Nerurkar had his own problems too. “One of the big challenges was a card combat system that is both dense and wide enough so that it can represent a lot of different challenges. The first iteration of the card system I had did not fulfil this criteria. Fights seemed too similar too often, and I wanted something that would develop across one run, and also shift between runs. The combat grid is a godsend here.”
He also admits that some of the challenges he faced were due to the way he was developing the game. “It was the fact that I am the only full-time developer on it. I do all the game design, all the coding and I am responsible for all the decisions. There’s no counterweight to my designer-brain going crazy and iterating on something for too long.” Perhaps the most surprising thing is how Giovannetti sees the pairing of roguelikes and card games.
“Card games and roguelikes make for a natural mechanical pairing as roguelikes give a good mechanical reason to build different decks every time you play.” If you’ve ever ended up really heavily into a card game, then you probably know just how enjoyable building your own deck is. Every time you come across a new combination or synergy, you get to feel like a genius. That feeling is a big part of what makes Slay the Spire so enjoyable, and the pairing was logical to that team, despite how it may seem from the outside.
But to Giovannetti it makes sense. “They were a great pairing that had a lot of complementary traits. Card games are about trying new strategies and experimenting with what works. Roguelikes are as well.” So, it’s actually the similarities between the two that makes them a natural pairing, not necessarily the natural enemies you might assume.
In fact, it’s not just a natural pairing, it turns out that both card games and roguelikes have similar mechanics, at least as Nerurkar explains things: “The random nature of a roguelike is not too far away from the random nature of booster packs. Both are the source of cards and determine the deck you can build. The key challenge was making sure that the two systems interact well enough to make gameplay fun.”
Despite what appears to be a mixing of order and chaos, it’s much more just a logical melding of two systems that ask you to work with what you’ve got. While the initial idea of combining the RNG of a roguelike with the order required to build a cohesive card game, they share a lot of DNA in their mechanics if you’re looking at it from a different angle. Sure, if you’re only looking at deck-building, then RNG needs to be eliminated for a deck to work well, but card games are so much more than that one aspect.

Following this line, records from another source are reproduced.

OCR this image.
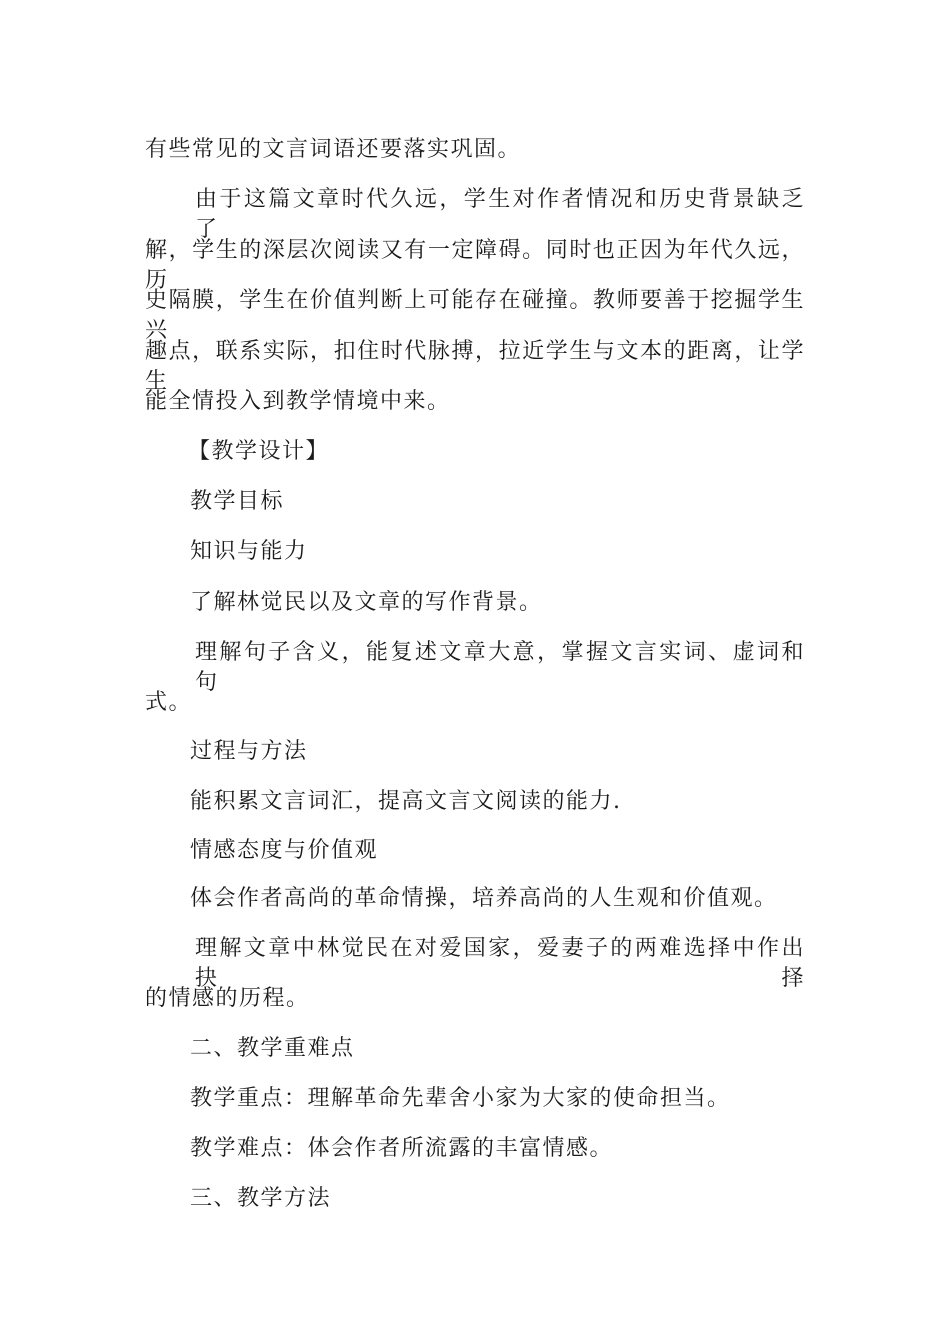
有些常见的文言词语还要落实巩固。
由于这篇文章时代久远，学生对作者情况和历史背景缺乏了
解，学生的深层次阅读又有一定障碍。同时也正因为年代久远，历
史隔膜，学生在价值判断上可能存在碰撞。教师要善于挖掘学生兴
趣点，联系实际，扣住时代脉搏，拉近学生与文本的距离，让学生
能全情投入到教学情境中来。
【教学设计】
教学目标
知识与能力
了解林觉民以及文章的写作背景。
理解句子含义，能复述文章大意，掌握文言实词、虚词和句
式。
过程与方法
能积累文言词汇，提高文言文阅读的能力.
情感态度与价值观
体会作者高尚的革命情操，培养高尚的人生观和价值观。
理解文章中林觉民在对爱国家，爱妻子的两难选择中作出抉择
的情感的历程。
二、教学重难点
教学重点：理解革命先辈舍小家为大家的使命担当。
教学难点：体会作者所流露的丰富情感。
三、教学方法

It could well be that there are yet more natural pairings when it comes to both roguelikes and card games, we just have to wait for another creative mind to step in and create it. Maybe we’ll end up playing more games akin to the fleeting first-person tower defence genre, or the peculiar pairing of action and strategy, like Brutal Legend. Video games are at their best when we’re seeing something new, and as that gets harder to do, the mixing of two seemingly opposed things is a great step in the right direction.